Companion to ADR-005 (SEP-1763 Interceptor Framework Compliance).

ADR-005: SEP-1763 Interceptor Framework Compliance

Aligns hangar-agent with the evolving SEP-1763 interceptor specification by mapping existing proxy capabilities to spec terminology and incrementally adding missing features (Mutator type, hook-based events, per-interceptor failOpen, wildcard subscriptions).

Companion to ADR-004 (SEP-1766 Digest Pinning).

ADR-006: Runtime Enforcement Strategy -- Tetragon-First, Pluggable Backend

Adopts a pluggable enforcement backend architecture with Tetragon as the primary engine (v1.5+), KubeArmor and Falco as optional secondaries (v2.5+), and NetworkPolicy as the v1.0 baseline -- keeping differentiation in MCP-semantic policy compilation rather than kernel-level hooks.

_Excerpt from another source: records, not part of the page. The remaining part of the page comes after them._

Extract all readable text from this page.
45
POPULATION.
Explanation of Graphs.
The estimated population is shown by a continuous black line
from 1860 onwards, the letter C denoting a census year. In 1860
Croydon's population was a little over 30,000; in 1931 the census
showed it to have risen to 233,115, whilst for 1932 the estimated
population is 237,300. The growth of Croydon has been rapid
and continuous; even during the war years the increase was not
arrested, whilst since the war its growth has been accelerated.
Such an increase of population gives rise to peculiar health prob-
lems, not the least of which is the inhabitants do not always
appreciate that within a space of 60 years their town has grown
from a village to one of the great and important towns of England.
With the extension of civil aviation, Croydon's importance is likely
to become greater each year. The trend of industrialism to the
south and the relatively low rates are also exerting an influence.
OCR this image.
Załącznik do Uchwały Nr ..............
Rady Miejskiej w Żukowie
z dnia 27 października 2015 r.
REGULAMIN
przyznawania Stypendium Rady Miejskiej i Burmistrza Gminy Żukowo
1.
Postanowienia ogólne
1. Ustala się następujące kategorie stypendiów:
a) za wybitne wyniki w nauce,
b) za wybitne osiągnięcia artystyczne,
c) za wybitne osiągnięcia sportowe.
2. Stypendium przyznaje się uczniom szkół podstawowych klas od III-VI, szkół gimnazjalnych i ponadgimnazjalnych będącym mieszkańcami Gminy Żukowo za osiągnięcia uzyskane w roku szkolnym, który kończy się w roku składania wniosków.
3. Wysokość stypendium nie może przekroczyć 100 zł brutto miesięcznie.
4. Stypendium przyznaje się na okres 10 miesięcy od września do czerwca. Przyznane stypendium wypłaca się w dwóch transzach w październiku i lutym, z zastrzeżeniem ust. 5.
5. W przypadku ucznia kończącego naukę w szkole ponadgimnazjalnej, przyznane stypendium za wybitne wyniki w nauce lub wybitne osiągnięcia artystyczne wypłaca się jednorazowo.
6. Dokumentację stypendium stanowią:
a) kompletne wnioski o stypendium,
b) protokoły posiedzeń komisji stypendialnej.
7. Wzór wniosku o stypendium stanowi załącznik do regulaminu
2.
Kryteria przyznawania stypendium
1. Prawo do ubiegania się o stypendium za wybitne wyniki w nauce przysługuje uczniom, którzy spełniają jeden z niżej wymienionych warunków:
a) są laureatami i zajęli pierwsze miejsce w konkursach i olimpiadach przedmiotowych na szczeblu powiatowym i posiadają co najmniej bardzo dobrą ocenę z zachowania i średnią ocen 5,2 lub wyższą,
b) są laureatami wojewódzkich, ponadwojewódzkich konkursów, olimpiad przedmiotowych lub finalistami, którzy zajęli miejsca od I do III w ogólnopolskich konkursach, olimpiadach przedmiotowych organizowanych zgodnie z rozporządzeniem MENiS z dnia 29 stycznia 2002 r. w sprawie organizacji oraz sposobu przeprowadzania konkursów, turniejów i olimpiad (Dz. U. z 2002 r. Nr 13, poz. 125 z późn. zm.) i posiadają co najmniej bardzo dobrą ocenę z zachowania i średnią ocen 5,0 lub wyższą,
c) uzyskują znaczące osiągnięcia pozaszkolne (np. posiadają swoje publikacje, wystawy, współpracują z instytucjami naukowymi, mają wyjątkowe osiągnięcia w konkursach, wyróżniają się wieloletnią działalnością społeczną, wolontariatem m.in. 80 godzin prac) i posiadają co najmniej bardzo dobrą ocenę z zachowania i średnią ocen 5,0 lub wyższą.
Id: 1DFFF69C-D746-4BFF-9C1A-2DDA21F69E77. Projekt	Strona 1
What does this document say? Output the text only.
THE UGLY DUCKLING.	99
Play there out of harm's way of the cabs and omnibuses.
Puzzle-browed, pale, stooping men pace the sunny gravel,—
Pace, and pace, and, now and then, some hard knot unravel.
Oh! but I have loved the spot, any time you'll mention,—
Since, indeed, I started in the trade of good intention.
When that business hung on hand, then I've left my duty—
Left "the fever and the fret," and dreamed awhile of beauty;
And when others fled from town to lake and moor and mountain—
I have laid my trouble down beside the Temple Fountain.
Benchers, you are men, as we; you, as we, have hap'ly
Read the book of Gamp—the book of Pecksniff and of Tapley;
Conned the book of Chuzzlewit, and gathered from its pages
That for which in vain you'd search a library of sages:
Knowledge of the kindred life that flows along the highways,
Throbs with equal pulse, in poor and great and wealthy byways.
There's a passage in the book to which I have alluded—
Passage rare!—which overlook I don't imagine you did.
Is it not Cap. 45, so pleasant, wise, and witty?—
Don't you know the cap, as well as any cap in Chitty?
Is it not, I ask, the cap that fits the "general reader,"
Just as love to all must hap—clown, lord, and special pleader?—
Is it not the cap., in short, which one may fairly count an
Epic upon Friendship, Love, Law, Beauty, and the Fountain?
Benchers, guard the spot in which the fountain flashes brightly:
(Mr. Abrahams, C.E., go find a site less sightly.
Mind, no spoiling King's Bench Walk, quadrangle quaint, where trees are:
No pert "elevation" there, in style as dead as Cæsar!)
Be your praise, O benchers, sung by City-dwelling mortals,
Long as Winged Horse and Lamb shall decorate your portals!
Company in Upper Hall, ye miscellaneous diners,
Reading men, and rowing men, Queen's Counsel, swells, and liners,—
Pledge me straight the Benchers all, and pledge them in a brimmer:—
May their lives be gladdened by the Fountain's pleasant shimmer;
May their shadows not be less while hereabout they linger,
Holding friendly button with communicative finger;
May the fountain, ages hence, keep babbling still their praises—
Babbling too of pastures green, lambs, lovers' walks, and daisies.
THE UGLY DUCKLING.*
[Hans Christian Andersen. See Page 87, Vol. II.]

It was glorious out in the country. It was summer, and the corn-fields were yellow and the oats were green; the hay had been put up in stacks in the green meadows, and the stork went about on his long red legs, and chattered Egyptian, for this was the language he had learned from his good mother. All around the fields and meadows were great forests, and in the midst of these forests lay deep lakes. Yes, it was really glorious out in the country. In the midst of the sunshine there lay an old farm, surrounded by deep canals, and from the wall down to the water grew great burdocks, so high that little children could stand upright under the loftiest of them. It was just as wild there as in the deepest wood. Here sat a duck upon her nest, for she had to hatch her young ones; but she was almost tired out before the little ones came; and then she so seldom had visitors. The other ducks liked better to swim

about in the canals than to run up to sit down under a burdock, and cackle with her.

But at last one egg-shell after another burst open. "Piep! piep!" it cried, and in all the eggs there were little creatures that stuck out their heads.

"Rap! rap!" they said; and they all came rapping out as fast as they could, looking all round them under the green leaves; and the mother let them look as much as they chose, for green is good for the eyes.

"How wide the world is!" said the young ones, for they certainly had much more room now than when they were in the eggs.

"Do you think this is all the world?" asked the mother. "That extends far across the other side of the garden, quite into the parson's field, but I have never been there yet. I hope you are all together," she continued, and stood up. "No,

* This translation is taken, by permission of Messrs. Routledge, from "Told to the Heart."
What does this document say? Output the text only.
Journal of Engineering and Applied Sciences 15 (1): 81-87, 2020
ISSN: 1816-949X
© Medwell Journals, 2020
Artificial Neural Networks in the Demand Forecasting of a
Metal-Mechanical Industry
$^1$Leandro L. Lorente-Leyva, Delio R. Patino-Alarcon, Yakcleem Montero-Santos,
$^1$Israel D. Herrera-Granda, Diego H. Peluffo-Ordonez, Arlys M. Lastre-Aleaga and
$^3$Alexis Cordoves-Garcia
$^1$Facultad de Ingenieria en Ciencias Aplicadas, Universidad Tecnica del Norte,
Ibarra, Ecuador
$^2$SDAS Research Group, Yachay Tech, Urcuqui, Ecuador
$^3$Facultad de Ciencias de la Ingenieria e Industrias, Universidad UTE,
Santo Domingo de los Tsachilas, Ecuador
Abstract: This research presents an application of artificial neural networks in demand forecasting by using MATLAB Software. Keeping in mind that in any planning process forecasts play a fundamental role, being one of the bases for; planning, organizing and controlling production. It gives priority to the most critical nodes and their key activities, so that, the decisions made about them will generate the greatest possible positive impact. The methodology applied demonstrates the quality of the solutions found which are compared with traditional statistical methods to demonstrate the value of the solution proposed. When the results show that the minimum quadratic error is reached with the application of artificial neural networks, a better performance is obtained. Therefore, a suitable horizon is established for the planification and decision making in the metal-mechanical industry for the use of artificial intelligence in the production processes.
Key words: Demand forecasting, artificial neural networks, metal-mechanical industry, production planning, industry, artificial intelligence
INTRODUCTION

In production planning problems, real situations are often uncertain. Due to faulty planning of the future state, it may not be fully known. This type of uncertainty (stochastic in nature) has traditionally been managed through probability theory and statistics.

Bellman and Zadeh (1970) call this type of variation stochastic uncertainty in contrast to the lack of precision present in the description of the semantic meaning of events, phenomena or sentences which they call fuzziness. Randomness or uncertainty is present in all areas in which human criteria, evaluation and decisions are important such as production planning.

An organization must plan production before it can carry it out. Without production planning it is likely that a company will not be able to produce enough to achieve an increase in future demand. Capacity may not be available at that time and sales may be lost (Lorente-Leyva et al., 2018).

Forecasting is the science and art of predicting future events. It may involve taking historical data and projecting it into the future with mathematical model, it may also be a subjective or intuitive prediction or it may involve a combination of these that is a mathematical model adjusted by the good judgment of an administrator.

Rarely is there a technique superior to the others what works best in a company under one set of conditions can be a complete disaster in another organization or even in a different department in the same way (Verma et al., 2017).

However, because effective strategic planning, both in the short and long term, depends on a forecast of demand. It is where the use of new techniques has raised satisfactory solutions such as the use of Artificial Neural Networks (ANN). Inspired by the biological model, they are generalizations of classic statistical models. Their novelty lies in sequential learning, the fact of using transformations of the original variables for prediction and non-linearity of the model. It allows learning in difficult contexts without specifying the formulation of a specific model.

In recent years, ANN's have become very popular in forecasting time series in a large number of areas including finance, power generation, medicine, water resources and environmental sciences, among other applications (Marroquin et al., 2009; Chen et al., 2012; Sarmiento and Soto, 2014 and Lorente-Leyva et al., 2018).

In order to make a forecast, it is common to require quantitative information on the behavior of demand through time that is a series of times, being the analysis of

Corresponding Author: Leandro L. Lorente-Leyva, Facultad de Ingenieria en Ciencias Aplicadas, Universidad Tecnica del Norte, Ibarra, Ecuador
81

ADR-007: Langfuse Integration for LLM Observability

Integrates with Langfuse through a Port/Adapter pattern (ObservabilityPort with LangfuseObservabilityAdapter) to provide LLM-specific observability (cost tracking, prompt correlation, quality evaluation) as an optional dependency alongside existing OpenTelemetry infrastructure telemetry.

Conventions

ADR files follow the pattern ADR-NNN-kebab-name.md with three-digit zero-padded numbers that are never reused or renumbered. Each ADR has a three-line header (Status, Date, Authors), three required body sections (Context, Decision, Consequences), and optional sections for Alternatives Considered and References. Once accepted, ADR bodies are immutable -- changing a decision requires a new ADR. Five statuses are permitted: Proposed, Accepted, Superseded by ADR-NNN, Deprecated, and Rejected. For the full specification, see AGENTS.md.